Geplante Investitionen am Manfred-Rommel-Airport werden verschoben

Um die Folgen der Coronakrise abzumildern, sei nun ein „knallhartes Kostenmanagement“ angesagt, so Freitag weiter. Alle nicht akut notwendigen Investitionen am Flughafen würden auf den Prüfstand gestellt. Schoefer ergänzte, man müsse die geplanten Ausgaben priorisieren und auf Sicht fahren. Eine dauerhafte komplette Schließung des Airports sei aber trotz Coronakrise ausgeschlossen: „Wir haben eine Betriebspflicht.“ Man erhoffe sich nun vom Kurzarbeitergeld Entlastung: Schoefer geht davon aus, dass man auch künftig inklusive der Tochtergesellschaft die Zahl von 2000 Beschäftigen halten kann.

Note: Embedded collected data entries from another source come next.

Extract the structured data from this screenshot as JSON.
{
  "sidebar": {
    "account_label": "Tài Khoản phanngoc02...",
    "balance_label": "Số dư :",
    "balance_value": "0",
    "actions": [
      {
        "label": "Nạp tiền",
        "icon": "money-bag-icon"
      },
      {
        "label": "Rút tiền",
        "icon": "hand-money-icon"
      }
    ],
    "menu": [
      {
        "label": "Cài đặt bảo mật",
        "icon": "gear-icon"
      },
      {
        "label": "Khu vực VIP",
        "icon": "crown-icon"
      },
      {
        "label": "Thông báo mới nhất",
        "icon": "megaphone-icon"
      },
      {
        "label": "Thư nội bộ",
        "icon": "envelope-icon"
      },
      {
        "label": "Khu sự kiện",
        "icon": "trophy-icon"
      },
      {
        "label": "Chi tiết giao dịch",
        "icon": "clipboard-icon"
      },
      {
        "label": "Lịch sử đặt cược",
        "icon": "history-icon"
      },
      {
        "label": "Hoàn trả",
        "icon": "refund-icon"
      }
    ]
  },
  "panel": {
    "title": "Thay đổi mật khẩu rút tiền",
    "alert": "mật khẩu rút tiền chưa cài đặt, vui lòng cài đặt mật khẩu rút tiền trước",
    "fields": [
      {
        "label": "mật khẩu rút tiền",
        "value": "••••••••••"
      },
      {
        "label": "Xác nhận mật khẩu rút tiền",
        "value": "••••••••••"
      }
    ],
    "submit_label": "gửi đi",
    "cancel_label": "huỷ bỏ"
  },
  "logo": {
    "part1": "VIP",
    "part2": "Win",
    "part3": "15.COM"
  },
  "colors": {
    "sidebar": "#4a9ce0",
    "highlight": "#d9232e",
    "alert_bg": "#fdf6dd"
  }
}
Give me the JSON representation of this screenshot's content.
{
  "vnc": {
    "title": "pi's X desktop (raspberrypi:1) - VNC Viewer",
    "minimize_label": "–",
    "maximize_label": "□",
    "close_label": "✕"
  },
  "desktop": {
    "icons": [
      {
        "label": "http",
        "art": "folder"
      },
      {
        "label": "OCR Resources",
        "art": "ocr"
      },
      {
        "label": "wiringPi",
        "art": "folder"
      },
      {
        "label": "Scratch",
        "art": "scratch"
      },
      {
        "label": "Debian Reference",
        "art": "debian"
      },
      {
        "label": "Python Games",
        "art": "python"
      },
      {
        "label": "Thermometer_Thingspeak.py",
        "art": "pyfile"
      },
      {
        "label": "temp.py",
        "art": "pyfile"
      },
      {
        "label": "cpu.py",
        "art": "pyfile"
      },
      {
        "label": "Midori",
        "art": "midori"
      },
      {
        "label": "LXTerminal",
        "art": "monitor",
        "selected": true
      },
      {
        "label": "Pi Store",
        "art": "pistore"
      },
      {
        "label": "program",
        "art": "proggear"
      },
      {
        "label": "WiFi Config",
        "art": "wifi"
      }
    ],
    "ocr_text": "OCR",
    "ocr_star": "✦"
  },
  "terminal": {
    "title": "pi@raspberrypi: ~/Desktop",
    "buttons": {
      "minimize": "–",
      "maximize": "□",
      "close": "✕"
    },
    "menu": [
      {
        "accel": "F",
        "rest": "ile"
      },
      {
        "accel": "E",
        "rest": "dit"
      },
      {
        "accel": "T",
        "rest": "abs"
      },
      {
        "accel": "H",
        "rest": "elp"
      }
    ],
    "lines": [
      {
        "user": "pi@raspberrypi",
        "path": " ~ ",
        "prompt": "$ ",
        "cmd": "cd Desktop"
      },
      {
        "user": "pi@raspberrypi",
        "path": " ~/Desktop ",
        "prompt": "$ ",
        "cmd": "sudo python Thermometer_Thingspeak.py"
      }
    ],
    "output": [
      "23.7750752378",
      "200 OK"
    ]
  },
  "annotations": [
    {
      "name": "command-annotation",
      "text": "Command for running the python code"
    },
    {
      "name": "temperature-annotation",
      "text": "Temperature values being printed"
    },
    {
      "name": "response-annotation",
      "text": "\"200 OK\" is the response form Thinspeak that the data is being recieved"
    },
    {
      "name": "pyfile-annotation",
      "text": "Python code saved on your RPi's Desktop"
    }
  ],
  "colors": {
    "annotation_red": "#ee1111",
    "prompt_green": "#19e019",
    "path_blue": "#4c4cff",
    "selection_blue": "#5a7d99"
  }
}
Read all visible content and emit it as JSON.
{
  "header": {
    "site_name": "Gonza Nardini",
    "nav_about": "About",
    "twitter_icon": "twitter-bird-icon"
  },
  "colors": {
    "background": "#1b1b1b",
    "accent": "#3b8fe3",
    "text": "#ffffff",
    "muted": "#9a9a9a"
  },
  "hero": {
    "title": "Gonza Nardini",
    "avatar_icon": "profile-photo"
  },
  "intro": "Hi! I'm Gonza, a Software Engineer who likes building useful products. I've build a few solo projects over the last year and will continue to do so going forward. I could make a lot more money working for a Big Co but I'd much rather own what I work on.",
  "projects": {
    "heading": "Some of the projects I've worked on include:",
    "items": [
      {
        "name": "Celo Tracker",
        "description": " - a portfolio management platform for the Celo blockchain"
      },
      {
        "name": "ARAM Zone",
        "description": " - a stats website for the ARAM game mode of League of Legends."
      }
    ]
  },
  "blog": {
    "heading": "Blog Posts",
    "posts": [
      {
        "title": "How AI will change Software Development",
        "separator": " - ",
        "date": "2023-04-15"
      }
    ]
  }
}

Auch landseitig ist das Geschäft nahezu völlig zum Erliegen gekommen: Boutiquen, Bars und sonstige Läden am Flughafen mussten wie auch andernorts wegen der Ansteckungsgefahr geschlossen werden, lediglich die Apotheke sowie ein Lebensmittelmarkt und ein Bäcker haben noch geöffnet. Die Atmosphäre in den Terminals, „wo sonst das Leben pulsiert“, nannte Schoefer „deprimierend.“

Die Krise könnte auch den Luftfahrt-Mark insgesamt neu ordnen: 2019 war die Lufthansa-Tochter Eurowings der größte Kunde des Stuttgarter Airports, gefolgt von der Ryanair-Tochter Laudamotion und der britischen Easyjet. Welche Airlines am Ende den wochen- oder gar monatelangen Stillstand wirtschaftlich überleben, lässt sich kaum vorhersagen.